Monkey Business, qui prend son temps pour se mettre en place, est un petit bijou, avec son riff heavy et son débit de paroles très saccadé.
Slave To The Grind est limite thrash : riff syncopé, puissant, batterie monstrueuse, chant rageur... Des soli courts, les guitaristes ne s'attardent pas en bavardages inutiles, d'où un sentiment d'urgence proche du punk, genre de prédilection de
Rachel Bolan, bassiste et l'un des principaux protagonistes de ce disque. Les trois ballades
Quicksand Jesus,
In A Darkened Room et
Wasted Time rappellent que Skid Row excelle dans cet exercice difficile. Là où certains groupes auraient perdu en impact, il n'en est rien ici. Chacune est parfaitement à sa place et permet à Bas de s'illustrer dans un registre mélodieux.
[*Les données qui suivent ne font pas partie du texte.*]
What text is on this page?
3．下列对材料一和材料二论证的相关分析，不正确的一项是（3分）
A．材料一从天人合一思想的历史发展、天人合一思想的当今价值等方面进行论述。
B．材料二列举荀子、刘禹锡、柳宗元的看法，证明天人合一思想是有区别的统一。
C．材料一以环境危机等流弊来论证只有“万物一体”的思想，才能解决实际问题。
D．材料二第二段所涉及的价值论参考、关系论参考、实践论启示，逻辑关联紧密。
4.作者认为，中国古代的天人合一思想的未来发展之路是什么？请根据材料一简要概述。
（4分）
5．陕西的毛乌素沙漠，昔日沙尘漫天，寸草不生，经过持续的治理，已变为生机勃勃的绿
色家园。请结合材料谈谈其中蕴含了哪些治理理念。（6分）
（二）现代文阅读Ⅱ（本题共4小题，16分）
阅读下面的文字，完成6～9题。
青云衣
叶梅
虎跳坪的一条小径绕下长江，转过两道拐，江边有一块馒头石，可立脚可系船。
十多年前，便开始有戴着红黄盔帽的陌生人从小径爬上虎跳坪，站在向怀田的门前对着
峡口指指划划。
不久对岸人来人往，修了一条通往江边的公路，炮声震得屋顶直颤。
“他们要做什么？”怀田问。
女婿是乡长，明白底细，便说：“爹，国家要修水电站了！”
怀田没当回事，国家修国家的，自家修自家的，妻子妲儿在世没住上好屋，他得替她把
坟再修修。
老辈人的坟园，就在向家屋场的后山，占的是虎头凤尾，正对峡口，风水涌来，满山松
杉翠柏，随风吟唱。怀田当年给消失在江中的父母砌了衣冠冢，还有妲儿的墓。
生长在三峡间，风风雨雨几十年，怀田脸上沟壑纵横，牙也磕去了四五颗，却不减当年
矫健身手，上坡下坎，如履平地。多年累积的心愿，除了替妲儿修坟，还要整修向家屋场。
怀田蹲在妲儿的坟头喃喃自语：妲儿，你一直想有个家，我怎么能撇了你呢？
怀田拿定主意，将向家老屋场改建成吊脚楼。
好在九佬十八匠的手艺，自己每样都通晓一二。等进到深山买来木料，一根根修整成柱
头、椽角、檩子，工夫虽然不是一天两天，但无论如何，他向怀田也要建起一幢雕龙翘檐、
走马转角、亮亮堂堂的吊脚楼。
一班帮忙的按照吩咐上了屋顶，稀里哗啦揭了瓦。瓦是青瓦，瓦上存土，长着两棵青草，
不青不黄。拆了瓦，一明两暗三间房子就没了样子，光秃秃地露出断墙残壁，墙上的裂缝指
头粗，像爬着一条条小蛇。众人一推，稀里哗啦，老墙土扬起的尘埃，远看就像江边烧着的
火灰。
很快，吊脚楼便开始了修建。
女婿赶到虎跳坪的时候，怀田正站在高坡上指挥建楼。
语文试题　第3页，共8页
On pourrait citer de nombreux morceaux. Certains sont tout simplement très bons, d'autres passent un peu plus inaperçu au milieu de ce déluge (ponctué de quelques éclaircies de douceur, somme toute relatives, il est vrai). Les progrès sont étonnants. Skid Row s'est comme réinventé et a dû donner de sacrées crises d'urticaires à ses premiers fans qui ont sans doute eu du mal à avaler la pilule sur le coup. Et pourtant, Slave To The Grind a cela de remarquable : le groupe n'a pas tout à fait renié son passé (cf les trois ballades), mais il a su s'adapter à son temps pour survivre, sentant probablement le vent changer. Car en 1991, qui attendait réellement un autre album dans la veine du premier ? Les Européens qui venaient tout juste d'y succomber ? Les fans américains dont les goûts sont réputés évoluer au gré du tout puissant MTV ?
Skid Row ne trahi pas ses fans et même si Slave To The Grind est complètement inattendu, limite incongru, il n'en demeure pas moins le coup d'éclat d'un groupe qui aura été porté trop rapidement aux nues. Un géant proclamé qui ne résistera pas à la pression du succès. Slave To The Grind, c'est le disque de Skid Row à posséder en priorité. On peut se passer du reste, mais celui-là, il a un parfum de revenez-y irrésistible. La classe, quoi.